Come parte della campagna dell’UNICEF per porre fine alle violenze a scuola e nei dintorni, i bambini e i giovani da tutto il mondo nel 2018 hanno redatto un manifesto dei giovani per porre fine alla violenza, chiedendo ai governi, agli insegnanti, ai genitori e ai giovani stessi di aiutare a porre fine alla violenza e assicurare che gli studenti si sentano al sicuro a scuola e nei dintorni – anche chiedendo protezione online.
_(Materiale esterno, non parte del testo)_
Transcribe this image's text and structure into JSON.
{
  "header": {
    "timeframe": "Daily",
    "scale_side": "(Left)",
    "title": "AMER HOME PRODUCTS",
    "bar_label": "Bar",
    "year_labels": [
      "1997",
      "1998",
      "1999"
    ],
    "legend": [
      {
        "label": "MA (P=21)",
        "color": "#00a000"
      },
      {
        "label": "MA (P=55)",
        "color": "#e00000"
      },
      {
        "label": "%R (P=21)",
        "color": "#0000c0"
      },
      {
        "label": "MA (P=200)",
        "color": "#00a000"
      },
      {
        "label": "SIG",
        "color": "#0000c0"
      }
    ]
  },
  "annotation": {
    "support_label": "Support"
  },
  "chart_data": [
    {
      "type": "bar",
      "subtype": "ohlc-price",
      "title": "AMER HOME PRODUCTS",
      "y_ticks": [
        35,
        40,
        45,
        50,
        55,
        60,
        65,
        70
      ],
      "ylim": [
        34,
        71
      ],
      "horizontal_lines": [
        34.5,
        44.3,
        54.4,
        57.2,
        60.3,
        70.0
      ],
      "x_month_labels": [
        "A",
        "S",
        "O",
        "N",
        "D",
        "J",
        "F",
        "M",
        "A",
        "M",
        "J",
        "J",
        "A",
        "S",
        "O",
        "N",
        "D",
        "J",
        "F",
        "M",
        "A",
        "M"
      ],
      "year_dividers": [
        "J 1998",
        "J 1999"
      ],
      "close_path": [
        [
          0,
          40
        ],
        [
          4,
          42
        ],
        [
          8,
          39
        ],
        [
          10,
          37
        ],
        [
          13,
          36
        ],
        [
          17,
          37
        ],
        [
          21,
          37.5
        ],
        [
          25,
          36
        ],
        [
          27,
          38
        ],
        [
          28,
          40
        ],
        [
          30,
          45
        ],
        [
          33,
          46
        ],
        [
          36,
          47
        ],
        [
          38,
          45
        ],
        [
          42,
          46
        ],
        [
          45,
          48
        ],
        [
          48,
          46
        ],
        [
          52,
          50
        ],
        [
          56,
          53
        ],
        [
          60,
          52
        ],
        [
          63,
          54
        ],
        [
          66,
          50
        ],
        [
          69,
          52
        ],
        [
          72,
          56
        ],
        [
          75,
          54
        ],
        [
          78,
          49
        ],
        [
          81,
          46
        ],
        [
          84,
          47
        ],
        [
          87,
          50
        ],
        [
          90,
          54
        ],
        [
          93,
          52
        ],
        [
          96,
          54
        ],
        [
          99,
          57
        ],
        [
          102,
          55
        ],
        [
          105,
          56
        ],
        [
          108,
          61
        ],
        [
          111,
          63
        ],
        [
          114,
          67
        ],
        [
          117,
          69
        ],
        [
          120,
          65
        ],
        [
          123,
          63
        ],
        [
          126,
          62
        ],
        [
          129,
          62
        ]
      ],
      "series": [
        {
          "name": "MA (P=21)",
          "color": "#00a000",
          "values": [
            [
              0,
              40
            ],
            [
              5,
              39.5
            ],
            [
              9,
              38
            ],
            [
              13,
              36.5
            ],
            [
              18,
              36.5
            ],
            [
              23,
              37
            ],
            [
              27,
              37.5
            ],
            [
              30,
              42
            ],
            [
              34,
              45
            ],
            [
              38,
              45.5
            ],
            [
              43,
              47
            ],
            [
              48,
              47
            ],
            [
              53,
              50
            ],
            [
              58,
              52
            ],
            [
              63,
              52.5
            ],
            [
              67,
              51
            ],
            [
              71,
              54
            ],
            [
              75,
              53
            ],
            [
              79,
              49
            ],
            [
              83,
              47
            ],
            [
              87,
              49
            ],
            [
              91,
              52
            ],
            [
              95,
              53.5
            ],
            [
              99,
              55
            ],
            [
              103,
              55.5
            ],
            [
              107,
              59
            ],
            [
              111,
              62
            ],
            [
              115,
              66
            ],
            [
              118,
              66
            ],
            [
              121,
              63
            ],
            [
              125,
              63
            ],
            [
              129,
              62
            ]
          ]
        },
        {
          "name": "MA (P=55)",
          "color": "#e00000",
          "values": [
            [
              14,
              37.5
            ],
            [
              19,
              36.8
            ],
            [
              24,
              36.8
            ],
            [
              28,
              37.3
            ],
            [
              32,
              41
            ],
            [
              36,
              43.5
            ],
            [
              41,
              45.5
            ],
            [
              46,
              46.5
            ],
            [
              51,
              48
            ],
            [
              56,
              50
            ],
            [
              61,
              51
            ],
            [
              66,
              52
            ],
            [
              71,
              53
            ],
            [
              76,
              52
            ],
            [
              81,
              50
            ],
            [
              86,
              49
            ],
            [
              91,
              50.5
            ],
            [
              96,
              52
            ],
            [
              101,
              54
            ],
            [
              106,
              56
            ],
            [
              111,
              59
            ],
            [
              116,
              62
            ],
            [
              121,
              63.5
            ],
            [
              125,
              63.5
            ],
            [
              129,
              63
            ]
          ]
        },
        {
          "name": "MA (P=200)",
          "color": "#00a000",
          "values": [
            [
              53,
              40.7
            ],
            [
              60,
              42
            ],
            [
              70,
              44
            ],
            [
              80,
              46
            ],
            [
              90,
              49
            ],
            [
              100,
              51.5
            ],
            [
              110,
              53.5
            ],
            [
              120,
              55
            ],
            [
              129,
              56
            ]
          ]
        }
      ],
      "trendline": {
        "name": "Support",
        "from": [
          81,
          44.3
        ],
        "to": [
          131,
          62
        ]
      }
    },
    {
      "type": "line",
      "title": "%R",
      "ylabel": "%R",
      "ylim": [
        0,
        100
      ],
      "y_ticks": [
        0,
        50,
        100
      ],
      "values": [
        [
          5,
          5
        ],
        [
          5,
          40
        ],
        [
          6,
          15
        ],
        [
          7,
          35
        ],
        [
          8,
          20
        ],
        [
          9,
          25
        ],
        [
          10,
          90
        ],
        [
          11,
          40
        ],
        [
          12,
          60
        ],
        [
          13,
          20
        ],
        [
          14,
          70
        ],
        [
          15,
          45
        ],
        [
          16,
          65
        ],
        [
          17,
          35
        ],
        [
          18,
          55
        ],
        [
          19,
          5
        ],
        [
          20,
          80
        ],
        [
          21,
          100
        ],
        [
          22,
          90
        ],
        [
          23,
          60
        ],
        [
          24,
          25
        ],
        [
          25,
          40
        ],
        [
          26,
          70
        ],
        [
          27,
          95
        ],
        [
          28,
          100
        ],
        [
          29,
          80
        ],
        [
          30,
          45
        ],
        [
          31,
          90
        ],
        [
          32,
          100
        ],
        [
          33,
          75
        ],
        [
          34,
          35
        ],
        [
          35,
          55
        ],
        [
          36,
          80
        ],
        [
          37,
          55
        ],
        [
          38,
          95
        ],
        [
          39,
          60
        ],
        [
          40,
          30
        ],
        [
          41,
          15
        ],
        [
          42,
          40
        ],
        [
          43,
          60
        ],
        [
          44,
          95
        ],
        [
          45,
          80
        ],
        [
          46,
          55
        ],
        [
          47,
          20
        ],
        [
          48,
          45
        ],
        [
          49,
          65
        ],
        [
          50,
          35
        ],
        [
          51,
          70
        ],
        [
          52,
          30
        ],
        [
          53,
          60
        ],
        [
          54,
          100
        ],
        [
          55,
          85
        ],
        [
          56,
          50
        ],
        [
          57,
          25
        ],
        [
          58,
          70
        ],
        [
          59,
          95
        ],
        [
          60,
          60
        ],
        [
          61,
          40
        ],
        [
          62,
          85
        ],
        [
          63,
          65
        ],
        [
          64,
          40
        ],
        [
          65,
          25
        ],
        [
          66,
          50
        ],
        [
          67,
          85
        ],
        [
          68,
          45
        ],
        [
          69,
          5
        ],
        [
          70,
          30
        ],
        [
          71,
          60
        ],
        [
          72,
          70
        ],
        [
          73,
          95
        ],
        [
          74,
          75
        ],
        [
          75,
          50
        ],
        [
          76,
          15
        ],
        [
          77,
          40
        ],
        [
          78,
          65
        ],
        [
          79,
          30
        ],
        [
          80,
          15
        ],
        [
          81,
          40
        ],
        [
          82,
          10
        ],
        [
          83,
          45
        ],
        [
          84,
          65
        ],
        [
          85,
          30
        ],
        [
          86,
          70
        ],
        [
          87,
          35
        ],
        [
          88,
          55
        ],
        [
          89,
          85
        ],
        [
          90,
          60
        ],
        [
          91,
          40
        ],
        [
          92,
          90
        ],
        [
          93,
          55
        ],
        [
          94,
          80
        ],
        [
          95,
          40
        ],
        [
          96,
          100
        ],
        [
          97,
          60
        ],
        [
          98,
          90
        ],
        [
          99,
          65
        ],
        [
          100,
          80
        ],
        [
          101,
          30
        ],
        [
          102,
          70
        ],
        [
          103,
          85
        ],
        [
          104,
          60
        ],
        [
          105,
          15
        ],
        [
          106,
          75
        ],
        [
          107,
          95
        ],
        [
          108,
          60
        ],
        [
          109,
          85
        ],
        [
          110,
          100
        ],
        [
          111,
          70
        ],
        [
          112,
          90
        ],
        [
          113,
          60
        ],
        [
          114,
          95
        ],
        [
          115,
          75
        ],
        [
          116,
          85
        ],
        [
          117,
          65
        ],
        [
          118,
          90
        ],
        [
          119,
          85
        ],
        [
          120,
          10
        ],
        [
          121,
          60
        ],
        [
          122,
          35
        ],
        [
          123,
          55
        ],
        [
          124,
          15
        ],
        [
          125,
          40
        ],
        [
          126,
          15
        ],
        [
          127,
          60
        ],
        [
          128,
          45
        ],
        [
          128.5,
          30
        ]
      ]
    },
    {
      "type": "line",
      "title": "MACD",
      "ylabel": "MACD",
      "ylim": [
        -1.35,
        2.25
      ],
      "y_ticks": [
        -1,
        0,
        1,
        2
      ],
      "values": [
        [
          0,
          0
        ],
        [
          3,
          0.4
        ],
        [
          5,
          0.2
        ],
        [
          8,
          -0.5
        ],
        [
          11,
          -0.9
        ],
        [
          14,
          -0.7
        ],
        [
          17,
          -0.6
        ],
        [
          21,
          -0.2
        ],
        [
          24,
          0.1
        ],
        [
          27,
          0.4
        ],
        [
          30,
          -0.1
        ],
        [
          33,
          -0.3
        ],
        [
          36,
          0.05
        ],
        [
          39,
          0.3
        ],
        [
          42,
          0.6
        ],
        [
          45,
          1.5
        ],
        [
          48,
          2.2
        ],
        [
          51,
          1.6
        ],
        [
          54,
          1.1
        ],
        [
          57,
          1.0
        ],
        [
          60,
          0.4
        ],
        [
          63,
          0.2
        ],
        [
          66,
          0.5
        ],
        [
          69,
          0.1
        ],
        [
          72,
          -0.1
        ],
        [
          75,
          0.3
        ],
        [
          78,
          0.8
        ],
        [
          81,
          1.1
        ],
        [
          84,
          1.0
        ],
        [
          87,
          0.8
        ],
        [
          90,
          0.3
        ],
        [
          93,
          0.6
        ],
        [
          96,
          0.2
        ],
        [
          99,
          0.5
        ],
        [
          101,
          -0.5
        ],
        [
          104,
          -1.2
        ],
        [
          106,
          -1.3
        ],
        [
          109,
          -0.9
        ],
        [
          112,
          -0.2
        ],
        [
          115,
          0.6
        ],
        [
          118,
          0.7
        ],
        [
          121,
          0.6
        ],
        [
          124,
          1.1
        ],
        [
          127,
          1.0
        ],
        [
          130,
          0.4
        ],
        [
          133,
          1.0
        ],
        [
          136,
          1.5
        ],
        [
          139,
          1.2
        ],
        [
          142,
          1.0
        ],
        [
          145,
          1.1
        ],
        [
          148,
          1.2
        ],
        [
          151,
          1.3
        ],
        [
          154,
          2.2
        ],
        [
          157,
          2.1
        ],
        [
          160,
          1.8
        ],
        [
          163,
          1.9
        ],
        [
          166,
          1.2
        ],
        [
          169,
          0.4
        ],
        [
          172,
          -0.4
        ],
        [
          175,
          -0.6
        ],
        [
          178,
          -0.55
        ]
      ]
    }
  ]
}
«In tutto il mondo, i giovani – sia nei paesi ad alto che a basso reddito – ci stanno dicendo che sono stati bullizzati online, che ciò sta colpendo la loro istruzione e che vogliono che finisca – ha aggiunto Henrietta Fore -. Nell’anno del 30esimo anniversario della Convenzione sui Diritti dell’Infanzia e dell’Adolescenza, dobbiamo assicurarci che i diritti dei bambini siano in prima linea nella sicurezza digitale e nelle politiche di protezione».

Per porre fine al bullismo e alla violenza a scuola e nei dintorni, l’UNICEF e i partner chiedono azioni immediate per tutti i settori nelle seguenti aree:

  • L’attuazione di politiche per proteggere i bambini e i giovani dal cyberbullismo e dal bullismo;
  • Creazione e dotazione di help line nazionali per supportare i bambini e i giovani;
  • L’avanzamento degli standard e delle pratiche etiche per i provider dei social network, specialmente per quanto riguarda la raccolta, l’informazione e la gestione dei dati;
  • La raccolta di dati migliori e disaggregati sul comportamento dei bambini e dei giovani online per fornire informazioni per le politiche e le direttive;
  • Formare gli insegnanti e i genitori per prevenire e rispondere al cyberbullismo e al bullismo, in particolare per i gruppi vulnerabili.